El motor 1.2 PureTech de Stellantis arrastra una fama que pocos mecánicos discuten: una correa de distribución bañada en aceite que se degrada, obstruye la chupona y acaba con el motor. Quien se plantee gastar entre 15.000 y 18.000 euros en un usado con este propulsor debería saber que el ahorro inicial puede convertirse en una pesadilla económica.

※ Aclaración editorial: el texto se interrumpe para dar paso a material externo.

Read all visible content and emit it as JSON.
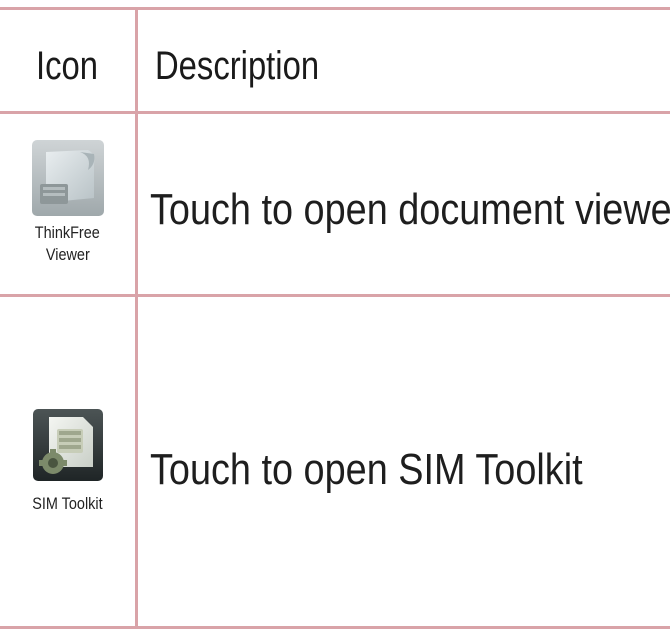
{
  "table": {
    "headers": {
      "icon": "Icon",
      "description": "Description"
    },
    "rows": [
      {
        "icon_name": "thinkfree-viewer-icon",
        "icon_label_line1": "ThinkFree",
        "icon_label_line2": "Viewer",
        "description": "Touch to open document viewer"
      },
      {
        "icon_name": "sim-toolkit-icon",
        "icon_label_line1": "SIM Toolkit",
        "description": "Touch to open SIM Toolkit"
      }
    ]
  },
  "colors": {
    "rule_lines": "#d9a3a8",
    "text": "#1a1a1a"
  }
}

Un fallo de diseño sin solución definitiva
El problema no se limita a cambiar la correa cada 60.000 km o 6 años. Al degradarse, el caucho contamina el circuito de lubricación, tapa el filtro de aceite y reduce la presión hasta gripar el bloque. Stellantis reconoció el fallo y amplió la cobertura al 100% hasta 10 años o 180.000 km, pero con condiciones: mantenimiento estricto en taller oficial y revisiones periódicas. Una vez vencido ese plazo, el dueño asume facturas que rondan los 1.500 € solo por la correa, y hasta 5.000 € si el motor se ha dañado.

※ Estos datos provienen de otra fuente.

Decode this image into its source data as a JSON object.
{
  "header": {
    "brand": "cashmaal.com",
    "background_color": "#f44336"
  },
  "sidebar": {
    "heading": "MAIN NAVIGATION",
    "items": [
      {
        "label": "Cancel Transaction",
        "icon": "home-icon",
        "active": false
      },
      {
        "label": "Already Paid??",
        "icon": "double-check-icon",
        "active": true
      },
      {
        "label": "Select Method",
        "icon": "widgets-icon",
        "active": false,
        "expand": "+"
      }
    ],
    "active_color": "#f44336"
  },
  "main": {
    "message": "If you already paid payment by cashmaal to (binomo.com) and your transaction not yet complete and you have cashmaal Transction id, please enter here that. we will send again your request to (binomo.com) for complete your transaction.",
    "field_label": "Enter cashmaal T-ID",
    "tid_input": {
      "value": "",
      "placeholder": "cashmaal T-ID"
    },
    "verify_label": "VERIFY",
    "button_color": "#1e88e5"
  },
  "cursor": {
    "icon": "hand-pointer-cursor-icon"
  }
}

El espejismo del kit de conversión a cadena
En el mercado aftermarket ha aparecido un kit para sustituir la correa por una cadena. El problema es que cuesta unos 3.000 €, requiere mano de obra especializada y Stellantis no lo homologa, lo que anula cualquier garantía residual. Por ahora lo distribuyen muy pocos talleres y está en fase de preproducción. Apostar a que esta solución se generalice es, a día de hoy, una incógnita.

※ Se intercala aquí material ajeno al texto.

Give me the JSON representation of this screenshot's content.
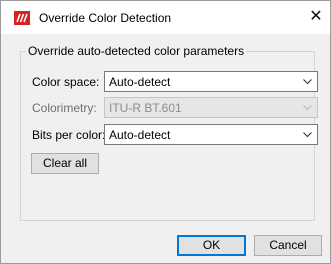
{
  "window": {
    "title": "Override Color Detection",
    "close_glyph": "✕",
    "icon": "app-logo-icon",
    "icon_color": "#d5211f"
  },
  "group": {
    "legend": "Override auto-detected color parameters",
    "fields": [
      {
        "label": "Color space:",
        "value": "Auto-detect",
        "enabled": true
      },
      {
        "label": "Colorimetry:",
        "value": "ITU-R BT.601",
        "enabled": false
      },
      {
        "label": "Bits per color:",
        "value": "Auto-detect",
        "enabled": true
      }
    ],
    "clear_all_label": "Clear all"
  },
  "buttons": {
    "ok_label": "OK",
    "cancel_label": "Cancel"
  },
  "colors": {
    "focus_border": "#0078d7",
    "dialog_bg": "#f0f0f0"
  }
}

Alternativas reales por el mismo dinero
Por 15.000-18.000 € se encuentran Toyota Yaris o Corolla híbridos de segunda mano con 70.000 km y una fiabilidad contrastada. Motores atmosféricos con cadena de distribución, sin correa bañada en aceite ni turbocompresor. El sobrecoste de mantenimiento del Puretech (correa cada 60.000 km + posible avería) acerca el coste total al de un Toyota, pero sin la tranquilidad de un motor que raramente da problemas.
La decisión parece clara: si el presupuesto se mueve en esa horquilla, hay opciones más seguras. Comprar un Puretech de segunda mano es asumir un riesgo que, según los datos disponibles, no compensa. ¿Merece la pena jugársela por un puñado de euros menos?